Haremhab war ehrgeizig und führte seine Soldaten stets mit gnadenloser Härte voran, um Siege zu erringen. Seine Soldaten folgten ihm gehorsam, schließlich war er mittlerweile ein Volksheld, dem jeder Krieger nachzueifern versuchte. Er erfüllte die Forderung des Pharao und bescherte ihn mit mehr Schätzen, als der König es erwartet hatte. Echnaton erfüllte sein Versprechen und ermöglichte Haremhab, die Militärakademie in Peru-nefer zu besuchen. Haremhab wurde wenige Jahre später, im jungen Alter von nur fünfundzwanzig Jahren von Pharao Echnaton persönlich zum General befördert.

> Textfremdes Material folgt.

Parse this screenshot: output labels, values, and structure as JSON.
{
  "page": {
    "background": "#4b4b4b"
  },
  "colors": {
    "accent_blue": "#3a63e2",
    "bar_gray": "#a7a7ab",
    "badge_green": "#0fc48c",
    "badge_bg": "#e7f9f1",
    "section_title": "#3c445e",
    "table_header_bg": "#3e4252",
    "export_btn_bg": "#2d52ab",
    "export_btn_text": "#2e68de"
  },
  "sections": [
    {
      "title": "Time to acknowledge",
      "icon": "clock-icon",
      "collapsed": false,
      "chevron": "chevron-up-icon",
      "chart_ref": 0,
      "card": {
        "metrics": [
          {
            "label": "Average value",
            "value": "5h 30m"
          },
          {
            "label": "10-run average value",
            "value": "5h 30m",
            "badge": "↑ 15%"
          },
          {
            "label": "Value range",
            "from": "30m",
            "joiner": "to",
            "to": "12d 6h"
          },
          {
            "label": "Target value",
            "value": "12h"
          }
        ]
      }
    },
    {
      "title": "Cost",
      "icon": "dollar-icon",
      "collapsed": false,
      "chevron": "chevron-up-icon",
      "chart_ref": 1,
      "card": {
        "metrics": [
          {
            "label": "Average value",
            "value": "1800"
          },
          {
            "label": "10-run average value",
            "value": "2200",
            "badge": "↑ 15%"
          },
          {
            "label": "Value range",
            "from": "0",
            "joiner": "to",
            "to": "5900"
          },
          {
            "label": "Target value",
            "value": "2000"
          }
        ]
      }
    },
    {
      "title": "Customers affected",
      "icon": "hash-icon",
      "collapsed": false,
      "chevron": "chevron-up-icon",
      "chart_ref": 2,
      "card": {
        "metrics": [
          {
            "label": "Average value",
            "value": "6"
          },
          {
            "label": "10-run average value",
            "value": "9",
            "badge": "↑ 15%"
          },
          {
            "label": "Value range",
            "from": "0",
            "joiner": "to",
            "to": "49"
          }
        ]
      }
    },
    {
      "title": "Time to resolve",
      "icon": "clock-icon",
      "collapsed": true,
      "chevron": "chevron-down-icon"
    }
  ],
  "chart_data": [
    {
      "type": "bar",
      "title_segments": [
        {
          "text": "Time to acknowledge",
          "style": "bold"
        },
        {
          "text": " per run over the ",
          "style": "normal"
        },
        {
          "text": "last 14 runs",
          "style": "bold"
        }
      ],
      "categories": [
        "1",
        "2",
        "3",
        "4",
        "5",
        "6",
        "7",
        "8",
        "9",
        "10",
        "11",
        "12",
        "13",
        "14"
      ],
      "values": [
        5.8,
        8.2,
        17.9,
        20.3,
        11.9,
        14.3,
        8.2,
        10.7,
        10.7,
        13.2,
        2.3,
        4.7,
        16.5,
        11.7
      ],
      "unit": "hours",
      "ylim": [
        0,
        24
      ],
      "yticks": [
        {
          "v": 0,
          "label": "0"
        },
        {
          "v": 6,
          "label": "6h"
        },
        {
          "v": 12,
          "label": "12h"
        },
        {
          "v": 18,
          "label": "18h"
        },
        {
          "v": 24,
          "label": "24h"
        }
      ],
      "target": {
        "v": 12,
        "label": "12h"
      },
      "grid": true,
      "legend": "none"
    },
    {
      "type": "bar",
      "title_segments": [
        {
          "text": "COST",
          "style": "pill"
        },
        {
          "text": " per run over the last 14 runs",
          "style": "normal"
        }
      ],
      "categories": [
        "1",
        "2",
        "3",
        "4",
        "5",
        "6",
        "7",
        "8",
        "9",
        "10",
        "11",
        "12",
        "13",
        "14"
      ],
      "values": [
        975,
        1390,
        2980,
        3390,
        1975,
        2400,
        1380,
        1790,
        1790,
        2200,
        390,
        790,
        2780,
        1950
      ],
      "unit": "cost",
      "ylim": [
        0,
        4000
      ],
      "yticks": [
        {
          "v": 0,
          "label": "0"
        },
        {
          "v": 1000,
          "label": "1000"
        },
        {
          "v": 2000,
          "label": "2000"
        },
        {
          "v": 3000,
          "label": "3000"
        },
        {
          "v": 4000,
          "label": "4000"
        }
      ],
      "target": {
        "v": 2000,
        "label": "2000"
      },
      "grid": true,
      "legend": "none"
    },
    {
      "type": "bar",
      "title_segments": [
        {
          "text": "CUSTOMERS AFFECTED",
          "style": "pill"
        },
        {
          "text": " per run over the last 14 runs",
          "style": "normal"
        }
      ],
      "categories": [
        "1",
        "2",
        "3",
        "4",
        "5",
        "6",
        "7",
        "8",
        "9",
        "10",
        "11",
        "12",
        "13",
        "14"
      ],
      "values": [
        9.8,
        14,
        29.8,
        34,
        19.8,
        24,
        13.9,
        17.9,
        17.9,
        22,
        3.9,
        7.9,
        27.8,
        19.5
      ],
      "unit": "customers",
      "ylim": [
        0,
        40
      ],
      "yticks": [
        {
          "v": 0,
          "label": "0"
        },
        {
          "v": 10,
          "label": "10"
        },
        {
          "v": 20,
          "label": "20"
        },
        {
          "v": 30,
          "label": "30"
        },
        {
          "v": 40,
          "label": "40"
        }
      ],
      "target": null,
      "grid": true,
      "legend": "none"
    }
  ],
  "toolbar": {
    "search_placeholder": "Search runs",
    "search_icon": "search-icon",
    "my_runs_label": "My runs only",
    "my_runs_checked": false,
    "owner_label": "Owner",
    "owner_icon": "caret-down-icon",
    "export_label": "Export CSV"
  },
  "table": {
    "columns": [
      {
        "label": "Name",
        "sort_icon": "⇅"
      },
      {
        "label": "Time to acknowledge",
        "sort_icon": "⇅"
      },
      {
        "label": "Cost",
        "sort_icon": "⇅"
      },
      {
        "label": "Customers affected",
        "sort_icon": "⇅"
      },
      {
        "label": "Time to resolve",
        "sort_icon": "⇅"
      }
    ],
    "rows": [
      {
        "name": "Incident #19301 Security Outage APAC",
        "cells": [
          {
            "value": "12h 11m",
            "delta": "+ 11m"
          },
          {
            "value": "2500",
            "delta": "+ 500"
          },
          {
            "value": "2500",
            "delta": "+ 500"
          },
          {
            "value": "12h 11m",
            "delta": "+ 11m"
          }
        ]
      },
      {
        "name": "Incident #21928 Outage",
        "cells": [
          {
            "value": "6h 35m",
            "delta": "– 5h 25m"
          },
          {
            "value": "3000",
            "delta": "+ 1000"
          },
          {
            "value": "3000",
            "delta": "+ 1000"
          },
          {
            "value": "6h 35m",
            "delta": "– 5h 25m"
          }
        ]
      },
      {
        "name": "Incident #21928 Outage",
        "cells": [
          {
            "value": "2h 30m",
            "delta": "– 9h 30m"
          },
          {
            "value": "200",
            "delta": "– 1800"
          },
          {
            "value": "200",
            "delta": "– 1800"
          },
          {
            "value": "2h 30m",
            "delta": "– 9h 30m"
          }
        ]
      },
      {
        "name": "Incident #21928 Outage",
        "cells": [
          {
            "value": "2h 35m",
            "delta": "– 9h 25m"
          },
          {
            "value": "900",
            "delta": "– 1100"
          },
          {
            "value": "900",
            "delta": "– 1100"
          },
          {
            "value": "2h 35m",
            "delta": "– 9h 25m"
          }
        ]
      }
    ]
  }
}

Dies verdankte er seinem Herrn, Eje. Der junge Mann, der irgendwo in Oberägypten auf der Straße ohne Eltern aufwuchs, führte seitdem die ägyptische Streitmacht an und wurde, aufgrund seiner listigen Kriegsführung, selbst von den feindlichen Feldherren bewundert und geachtet. General Haremhab war immerzu mutig und zog stets persönlich mit in die gefährlichsten Schlachten, um die Armee an der Front anzuführen, genauso wie es damals die Pharaonen im Alten Reich getan hatten. Und die Thronfolge blieb weiterhin ungewiss, weil Königin Nofretete drei weitere Mädchen gebar, aber keinen Sohn.